Even in my darkest days when hope was dim and distant, I maintained a willingness to believe in an eternal light of consciousness. In the profound mystery of Life itself I found shadowy truth within and behind the impetus of thought. I know not the nature of ideas or where they come from but I am aware that they happen. I to them and they to me, we are independent benefactors of a mutually shared experience, both of us at home in our antithetical realms, separated by a thin physical margin defined by light and dark. I believe that even in death we are bound to the laws of physics, we just experience a separate side of them, the causes of which we feel here, the sources of which are shrouded by the nature of our incarnate existence. The fact is then - made evident by the fact of Life itself - that the laws of physics are capable of more than we can perceive. For lack of a better word we are talking about magic, or colloquially speaking, events or properties that evade understanding. Beliefs aside, reductionist ideology aside, we bare witness to the shackles of free will and self-aware volition, the movements of our bodies and our thoughts. Can they be explained in any other way but magic?

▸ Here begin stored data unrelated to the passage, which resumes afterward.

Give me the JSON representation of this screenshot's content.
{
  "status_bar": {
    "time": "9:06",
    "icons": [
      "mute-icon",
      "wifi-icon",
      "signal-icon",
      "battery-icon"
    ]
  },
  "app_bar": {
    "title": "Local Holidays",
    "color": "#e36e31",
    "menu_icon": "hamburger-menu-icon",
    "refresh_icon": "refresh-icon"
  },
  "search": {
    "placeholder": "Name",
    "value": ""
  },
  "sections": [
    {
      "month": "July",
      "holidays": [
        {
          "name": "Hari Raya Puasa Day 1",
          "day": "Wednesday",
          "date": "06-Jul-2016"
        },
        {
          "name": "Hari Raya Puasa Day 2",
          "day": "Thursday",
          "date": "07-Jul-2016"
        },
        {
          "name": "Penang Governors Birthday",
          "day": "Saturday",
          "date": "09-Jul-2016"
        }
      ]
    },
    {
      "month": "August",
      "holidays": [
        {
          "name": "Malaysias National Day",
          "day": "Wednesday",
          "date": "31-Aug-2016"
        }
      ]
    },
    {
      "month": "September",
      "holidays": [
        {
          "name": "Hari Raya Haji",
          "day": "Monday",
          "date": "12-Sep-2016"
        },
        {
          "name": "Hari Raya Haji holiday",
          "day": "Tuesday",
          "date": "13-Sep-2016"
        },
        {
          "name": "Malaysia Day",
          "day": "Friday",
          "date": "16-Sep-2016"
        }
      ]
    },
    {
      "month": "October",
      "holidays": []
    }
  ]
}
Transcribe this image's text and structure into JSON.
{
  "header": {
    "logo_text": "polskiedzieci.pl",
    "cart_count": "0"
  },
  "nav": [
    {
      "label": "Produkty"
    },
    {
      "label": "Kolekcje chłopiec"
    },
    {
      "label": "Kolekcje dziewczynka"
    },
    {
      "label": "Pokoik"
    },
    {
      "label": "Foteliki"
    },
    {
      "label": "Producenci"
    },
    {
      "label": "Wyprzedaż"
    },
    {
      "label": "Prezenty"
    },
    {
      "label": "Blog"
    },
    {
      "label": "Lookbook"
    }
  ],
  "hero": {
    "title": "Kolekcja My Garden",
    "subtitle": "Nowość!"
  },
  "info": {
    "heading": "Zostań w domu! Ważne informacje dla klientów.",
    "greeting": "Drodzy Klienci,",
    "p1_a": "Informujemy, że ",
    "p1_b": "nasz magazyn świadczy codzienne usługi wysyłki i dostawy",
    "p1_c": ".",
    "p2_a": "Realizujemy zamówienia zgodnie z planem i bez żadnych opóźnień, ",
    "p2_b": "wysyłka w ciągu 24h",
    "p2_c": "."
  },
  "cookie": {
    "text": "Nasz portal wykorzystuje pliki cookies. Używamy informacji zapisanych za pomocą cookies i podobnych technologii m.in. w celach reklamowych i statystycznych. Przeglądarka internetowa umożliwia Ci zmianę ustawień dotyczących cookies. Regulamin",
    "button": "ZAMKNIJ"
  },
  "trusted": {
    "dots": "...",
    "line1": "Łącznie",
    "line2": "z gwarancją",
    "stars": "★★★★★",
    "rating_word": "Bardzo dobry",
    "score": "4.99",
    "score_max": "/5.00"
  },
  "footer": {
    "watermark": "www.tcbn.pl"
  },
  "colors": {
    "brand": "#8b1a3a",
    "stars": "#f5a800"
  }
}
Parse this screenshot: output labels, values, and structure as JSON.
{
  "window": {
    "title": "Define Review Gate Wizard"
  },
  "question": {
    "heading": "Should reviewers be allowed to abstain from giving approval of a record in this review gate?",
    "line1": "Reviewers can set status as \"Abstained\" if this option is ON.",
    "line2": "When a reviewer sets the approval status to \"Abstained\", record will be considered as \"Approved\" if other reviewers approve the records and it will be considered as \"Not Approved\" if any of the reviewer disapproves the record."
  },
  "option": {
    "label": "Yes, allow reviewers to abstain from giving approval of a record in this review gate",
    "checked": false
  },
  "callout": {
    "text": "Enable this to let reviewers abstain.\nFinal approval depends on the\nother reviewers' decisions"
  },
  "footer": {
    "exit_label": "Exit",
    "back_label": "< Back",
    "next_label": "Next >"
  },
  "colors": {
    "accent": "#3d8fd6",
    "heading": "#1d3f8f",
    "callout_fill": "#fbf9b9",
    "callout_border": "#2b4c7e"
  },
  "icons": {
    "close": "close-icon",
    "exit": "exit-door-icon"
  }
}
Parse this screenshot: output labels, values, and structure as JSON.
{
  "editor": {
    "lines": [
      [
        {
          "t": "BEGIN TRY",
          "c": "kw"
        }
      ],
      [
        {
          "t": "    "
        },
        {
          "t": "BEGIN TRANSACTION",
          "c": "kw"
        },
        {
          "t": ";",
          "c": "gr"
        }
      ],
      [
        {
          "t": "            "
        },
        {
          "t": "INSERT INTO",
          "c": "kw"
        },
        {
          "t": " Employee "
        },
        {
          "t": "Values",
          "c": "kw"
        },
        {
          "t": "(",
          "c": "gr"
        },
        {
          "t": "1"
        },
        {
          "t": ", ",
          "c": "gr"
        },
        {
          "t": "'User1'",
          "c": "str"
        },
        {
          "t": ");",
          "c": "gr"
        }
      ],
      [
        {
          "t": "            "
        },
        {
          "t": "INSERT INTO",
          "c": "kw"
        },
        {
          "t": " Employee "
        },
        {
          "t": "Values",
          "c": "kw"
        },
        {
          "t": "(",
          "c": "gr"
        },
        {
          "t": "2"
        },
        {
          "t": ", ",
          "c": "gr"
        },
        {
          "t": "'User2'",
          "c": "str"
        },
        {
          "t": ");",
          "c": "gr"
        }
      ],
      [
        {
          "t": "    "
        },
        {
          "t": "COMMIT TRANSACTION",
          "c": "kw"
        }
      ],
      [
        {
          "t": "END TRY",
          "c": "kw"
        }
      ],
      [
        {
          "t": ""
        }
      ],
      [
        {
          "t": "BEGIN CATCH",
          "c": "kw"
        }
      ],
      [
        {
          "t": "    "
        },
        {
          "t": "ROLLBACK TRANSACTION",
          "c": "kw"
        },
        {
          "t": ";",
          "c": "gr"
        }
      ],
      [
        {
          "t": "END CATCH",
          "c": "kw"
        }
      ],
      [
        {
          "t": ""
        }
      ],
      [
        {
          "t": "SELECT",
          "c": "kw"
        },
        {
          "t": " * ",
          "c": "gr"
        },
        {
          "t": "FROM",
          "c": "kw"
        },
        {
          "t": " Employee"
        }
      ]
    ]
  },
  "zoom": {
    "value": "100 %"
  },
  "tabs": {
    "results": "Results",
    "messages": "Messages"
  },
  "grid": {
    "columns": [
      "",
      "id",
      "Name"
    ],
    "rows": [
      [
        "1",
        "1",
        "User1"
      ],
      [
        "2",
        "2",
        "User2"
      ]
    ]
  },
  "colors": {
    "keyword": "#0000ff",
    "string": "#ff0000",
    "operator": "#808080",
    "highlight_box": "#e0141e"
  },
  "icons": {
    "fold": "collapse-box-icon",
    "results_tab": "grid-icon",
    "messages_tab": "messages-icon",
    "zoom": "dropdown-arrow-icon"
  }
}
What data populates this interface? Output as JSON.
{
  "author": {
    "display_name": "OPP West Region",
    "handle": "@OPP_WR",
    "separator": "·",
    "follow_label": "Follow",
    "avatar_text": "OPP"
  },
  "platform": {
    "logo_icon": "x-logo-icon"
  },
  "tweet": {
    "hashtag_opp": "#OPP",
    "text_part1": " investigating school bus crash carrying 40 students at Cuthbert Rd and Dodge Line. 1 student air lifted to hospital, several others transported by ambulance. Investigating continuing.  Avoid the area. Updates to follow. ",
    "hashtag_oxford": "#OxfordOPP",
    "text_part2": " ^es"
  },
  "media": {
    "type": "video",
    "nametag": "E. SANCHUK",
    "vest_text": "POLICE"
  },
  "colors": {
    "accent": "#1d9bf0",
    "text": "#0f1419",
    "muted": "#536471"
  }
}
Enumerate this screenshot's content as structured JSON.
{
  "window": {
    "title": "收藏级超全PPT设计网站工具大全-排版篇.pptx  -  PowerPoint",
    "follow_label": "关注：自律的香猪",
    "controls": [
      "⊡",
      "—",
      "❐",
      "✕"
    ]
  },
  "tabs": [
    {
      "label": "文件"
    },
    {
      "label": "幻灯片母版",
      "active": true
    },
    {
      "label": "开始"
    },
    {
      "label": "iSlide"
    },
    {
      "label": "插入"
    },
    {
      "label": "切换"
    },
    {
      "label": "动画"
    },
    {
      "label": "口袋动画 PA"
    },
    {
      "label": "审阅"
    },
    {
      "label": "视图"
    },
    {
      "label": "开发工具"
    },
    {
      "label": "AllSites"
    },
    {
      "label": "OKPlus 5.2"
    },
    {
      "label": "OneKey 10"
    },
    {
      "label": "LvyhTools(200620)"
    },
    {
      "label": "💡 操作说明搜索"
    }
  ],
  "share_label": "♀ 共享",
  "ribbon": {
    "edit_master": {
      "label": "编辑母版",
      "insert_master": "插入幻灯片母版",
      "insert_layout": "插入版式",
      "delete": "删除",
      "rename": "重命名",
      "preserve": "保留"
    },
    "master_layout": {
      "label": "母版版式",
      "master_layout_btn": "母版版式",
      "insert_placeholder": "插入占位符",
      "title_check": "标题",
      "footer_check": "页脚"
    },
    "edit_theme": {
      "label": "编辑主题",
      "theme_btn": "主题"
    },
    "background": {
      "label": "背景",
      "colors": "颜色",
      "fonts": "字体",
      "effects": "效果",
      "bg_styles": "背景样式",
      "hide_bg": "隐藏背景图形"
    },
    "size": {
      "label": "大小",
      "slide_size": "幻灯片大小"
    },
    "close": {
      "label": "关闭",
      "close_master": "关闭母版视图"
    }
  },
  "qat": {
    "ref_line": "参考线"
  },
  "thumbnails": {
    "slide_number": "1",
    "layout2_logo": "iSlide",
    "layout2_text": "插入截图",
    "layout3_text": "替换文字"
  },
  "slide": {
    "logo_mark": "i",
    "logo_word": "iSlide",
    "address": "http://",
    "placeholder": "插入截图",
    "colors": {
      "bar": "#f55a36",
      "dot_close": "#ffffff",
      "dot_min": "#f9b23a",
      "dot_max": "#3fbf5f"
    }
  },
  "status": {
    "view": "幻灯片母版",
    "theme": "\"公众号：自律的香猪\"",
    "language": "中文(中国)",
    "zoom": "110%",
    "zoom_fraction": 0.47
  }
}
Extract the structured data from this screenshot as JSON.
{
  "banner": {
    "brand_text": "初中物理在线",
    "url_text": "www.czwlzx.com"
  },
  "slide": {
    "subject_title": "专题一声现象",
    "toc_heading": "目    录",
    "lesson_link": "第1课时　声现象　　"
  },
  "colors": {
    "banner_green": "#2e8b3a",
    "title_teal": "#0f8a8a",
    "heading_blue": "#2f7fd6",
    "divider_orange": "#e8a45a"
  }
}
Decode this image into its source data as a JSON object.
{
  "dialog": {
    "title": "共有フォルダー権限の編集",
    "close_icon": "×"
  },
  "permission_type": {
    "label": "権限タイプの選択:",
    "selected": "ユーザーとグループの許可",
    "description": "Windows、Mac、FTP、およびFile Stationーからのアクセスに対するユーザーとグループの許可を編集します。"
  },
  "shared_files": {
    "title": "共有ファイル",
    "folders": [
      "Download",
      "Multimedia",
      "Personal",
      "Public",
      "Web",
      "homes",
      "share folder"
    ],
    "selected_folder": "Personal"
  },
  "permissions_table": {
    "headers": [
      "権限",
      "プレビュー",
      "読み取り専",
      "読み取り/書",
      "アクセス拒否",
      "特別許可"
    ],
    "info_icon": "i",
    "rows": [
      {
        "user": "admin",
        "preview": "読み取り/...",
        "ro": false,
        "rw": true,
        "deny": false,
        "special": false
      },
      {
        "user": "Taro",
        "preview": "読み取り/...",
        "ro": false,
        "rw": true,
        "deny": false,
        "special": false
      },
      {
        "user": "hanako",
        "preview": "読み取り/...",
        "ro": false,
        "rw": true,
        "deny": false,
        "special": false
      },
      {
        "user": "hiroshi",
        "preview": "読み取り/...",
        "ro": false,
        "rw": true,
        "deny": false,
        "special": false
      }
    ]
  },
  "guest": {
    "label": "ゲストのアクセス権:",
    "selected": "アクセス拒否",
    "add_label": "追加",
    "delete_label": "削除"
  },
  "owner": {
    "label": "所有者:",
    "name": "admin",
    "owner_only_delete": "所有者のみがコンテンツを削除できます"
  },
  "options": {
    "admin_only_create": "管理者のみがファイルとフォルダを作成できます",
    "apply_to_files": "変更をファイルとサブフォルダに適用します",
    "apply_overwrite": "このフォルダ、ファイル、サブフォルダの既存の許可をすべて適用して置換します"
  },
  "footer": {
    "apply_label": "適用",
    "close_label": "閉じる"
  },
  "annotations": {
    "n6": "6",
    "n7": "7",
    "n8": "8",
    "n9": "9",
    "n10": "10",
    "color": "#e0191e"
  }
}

And where there may be no way of conceptualizing the answer in literal terms, we can look at the question in alternate ways. Which brings me to the bud. The piece of knowledge I believe has been overlooked and unseen, and it is present in the core of the human experience: Over the course of human evolution there was a jump in brain mass that has generally been unaccounted for but I believe the solution has been discovered. It is however taboo and uncivilized in its nature, because of the conversations surrounding it, it being the concept of drugs. Spearheaded by neo-shaman Terrence McKenna of the 1980s, the Stoned Ape theory posits that as the African rainforest receded we took from the trees and into the plains and assimilated new food into our diets. In the process, as we expanded our culinary horizons, what found its way into our lives but the magical psilocybin mushroom. Immediately we can see the implications. If you have ever experienced an hallucinogenic experience - and I do not condone you do so, they are neither for the faint of heart nor for recreation - you are aware of how powerful they are. They have the potential to change your life forever. They are capable of showing you things you never thought possible, inspiring connections, new ways of doing things, and presenting concepts you never would have imagined otherwise. There is the potential for both harm and good in it. But therein, I maintain, is also the seed of the human mind as we know it. The discovery of fire, the nomadic lifestyle, cooperation - these things are symptomatic of a brain that has been induced by a novel state of being. These things did not just happen - something caused them, and I believe the mushroom had something to do with it. Left to our own devices we may not have been any different than any other mammal, bound to desires of the flesh, but the Human Being is isolated in a class of its own. The cause may be as incredible as the result.

Of course it remains to be seen why some animals are more predisposed to the drug-induced experience than others. If it is as easy as eating a mushroom then why are there not many other highly intelligent animals? Well I believe that it is much more common than we think. Other animals are only as intelligent as their body is conducive to their environment, and our inherited thumbs put us in a class of our own. The argument then is where are all the other intelligent monkeys? I believe it to be two-fold: A) we presumably wiped out all other competing species and B) the ones who are still in the trees have yet to evolve. But i think the case could be made that in another 100,000 years it is possible that current-day apes have the potential to begin devising languages of their own. It is a phenomenon I do not see as out of the realm of possibility, after all, they exhibit a certain degree of tool-using intelligence already, and if we did it, so can they.